The SWD Isolator can be connected between J-Link or Flasher and any Arm board that uses the standard 20-pin 0.1" male connector to provide electrical isolation. This is essential when the development tools are not connected to the same ground as the application. It is also useful to protect the development tools from electrical spikes that often occur in some applications, such as motor control applications. Another typical field of application is the development of products with sensors or other analog circuitry, in which case the target hardware is protected from electrical noise originating from the development PC.
- Basic isolation (1 kV DC)
- 3.3 V and 5 V target operation supported
- Powered from emulator and target
- Standard 20-pin 0.1" male (target side) and female (emulator side) connector supporting SWCLK, SWDIO, SWO, RESET signals
- Power consumption on target side: 25 mA typ. / 40mA max.
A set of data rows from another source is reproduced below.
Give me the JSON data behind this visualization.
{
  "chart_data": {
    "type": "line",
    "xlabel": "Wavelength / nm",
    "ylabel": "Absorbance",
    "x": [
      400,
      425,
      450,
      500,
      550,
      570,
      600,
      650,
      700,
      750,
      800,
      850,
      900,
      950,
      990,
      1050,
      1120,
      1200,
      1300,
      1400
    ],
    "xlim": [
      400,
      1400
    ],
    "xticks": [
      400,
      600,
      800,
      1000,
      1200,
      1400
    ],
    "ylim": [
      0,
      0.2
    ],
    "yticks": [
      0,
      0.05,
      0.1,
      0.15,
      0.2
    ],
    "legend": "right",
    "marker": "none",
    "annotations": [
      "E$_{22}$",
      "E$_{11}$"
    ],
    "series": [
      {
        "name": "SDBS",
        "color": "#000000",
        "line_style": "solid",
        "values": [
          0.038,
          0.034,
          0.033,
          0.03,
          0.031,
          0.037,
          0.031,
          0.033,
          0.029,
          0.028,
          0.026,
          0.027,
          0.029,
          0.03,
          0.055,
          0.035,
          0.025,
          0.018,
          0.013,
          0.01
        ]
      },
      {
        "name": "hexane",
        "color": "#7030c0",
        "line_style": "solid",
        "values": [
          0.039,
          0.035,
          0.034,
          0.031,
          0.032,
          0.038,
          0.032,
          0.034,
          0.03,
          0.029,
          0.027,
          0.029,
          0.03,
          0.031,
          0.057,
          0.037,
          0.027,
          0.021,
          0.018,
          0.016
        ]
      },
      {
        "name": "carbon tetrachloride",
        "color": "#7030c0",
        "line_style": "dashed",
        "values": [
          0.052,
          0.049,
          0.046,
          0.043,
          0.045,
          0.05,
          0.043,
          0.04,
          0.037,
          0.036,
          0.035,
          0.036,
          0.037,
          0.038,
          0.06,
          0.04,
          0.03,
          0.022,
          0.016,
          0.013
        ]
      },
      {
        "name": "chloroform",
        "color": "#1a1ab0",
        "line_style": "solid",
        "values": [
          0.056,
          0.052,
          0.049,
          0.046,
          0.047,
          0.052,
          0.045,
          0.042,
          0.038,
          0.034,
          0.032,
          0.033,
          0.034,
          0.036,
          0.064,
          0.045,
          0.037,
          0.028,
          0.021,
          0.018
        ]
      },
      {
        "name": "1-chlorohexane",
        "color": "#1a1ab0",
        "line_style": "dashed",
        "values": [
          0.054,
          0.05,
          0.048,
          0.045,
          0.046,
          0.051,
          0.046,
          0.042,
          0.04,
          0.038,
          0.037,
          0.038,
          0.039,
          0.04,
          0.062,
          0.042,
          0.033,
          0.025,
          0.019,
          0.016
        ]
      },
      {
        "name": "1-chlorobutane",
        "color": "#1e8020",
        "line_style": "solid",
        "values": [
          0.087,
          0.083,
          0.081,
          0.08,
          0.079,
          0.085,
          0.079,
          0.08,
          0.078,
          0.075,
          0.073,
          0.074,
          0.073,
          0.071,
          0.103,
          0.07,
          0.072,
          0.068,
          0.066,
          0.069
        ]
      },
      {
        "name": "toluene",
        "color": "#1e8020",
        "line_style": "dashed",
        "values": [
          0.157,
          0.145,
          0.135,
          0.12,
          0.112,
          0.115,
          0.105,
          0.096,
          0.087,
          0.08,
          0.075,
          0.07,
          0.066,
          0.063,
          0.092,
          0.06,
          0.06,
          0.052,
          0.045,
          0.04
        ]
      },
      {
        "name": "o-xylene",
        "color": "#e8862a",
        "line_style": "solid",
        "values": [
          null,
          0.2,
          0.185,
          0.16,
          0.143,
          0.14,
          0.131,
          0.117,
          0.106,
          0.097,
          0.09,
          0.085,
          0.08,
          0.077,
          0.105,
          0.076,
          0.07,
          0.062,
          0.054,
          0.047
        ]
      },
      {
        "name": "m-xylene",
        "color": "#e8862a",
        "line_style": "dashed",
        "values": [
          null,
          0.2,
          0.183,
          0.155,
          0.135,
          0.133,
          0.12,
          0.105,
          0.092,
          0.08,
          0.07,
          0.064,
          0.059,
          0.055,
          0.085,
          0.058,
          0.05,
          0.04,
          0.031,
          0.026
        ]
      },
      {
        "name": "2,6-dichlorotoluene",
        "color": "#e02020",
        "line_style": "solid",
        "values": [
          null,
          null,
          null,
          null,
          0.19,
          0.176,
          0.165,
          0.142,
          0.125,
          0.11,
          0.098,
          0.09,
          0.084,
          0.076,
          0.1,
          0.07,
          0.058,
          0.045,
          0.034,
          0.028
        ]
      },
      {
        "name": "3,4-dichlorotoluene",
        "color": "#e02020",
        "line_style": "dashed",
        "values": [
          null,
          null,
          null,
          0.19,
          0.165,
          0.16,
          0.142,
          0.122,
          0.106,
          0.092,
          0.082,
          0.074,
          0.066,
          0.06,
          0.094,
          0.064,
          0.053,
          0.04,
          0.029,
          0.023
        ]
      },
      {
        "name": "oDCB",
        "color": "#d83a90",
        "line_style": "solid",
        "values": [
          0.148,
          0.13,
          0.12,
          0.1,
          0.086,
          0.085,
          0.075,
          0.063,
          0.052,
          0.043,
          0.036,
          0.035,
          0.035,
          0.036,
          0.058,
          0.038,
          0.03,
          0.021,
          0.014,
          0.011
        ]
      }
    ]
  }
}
- SWD frequency: Up to 4 MHz
- 3 LEDs to indicate emulator power, target power, and target RESET
The SWD Isolator uses high speed optocouplers that allow a very low propagation time between input and output. It comes with the following connectors and indicators:
- 20-pin 0.1" female EMULATOR connector which can be plugged directly into the Flasher
- 20-pin 0.1" male TARGET connector for connection of the target cable
- Green LED indicating power on the emulator side
- Green LED indicating power on the target side
- Red LED indicating RESET active
The following table shows the target side pinout of the SWD Isolator:
|1||VCC||Input||The target side of the isolator draws power over this pin.|
|2||VCC||Input||The target side of the isolator draws power over this pin.|
|3||N/C||N/C||This pin is not connected on the target side of the isolator.|
|5||N/C||N/C||This pin is not connected on the target side of the isolator.|
|7||SWDIO||I/O||Bi-directional data pin of SWD. This pin should be pulled high on the target. Typically connected to SWDIO on target CPU.|
|9||SWCLK||Output||SWD clock signal to target CPU. It is recommended that this pin is pulled to a defined state on the target board. Typically connected to SWCLK on target CPU.|
|11||N/C||N/C||This pin is not connected on the target side of the isolator.|
|13||SWO||Input||SWD data output from target CPU. Typically connected to SWO on target CPU.|
|15||RESET||I/O||Target CPU reset signal. Typically connected to the RESET pin of the target CPU, which is typically called "nRST", "nRESET" or "RESET".|
|17||N/C||N/C||This pin is not connected on the target side of the isolator.|
|19||N/C||N/C||This pin is not connected on the target side of the isolator.|
Pins 4, 6, 8, 10, 12, 14, 16, 18, 20 are GND pins connected to GND.
Both sides, target and emulator, are totally isolated from each other and separately powered. The target side draws power from pins 1 or 2, the emulator side draws power from pin 19. To avoid current drawn from the target an external power supply can be used to provide power to pins 1 and 2.
In order to use the SWD Isolator, please follow these steps:
- Plug the SWD Isolator directly into the Flasher.
- Power the Flasher.
- Make sure the green LED on the emulator side is lit. If it is not, please follow the instructions below.
- Connect the target to the target side of the SWD Isolator.
- If the target is powered, the green LED on the target side should be lit.
The red LED on the target side is lit when a Target RESET is active (low).
The SWD Isolator has been designed for J-Link, but can also be used with other Arm emulators with the same pin-out. In this case, you should make sure that 5 V are supplied to pin 19 of the emulator connector and that your emulator is not damaged when applying 5 V to this pin. Do this at your own risk!
This isolator provides basic isolation only. Do not use with hazardous voltages without further protection measures to avoid risk of electrical shock and fire.
SEGGER isolators provide a basic isolation to withstand high voltages as mentioned in the resp. technical data section. To preserve integrity of human beings when dealing with potential hazardous voltages it is mandatory to have a second protection measure in place in case the first insulation barrier fails. This is called double or reinforced isolation. How this double isolation can be achieved depends on the use case or application setup. Also check your local safety related directives valid for your country to make sure all requirements are met.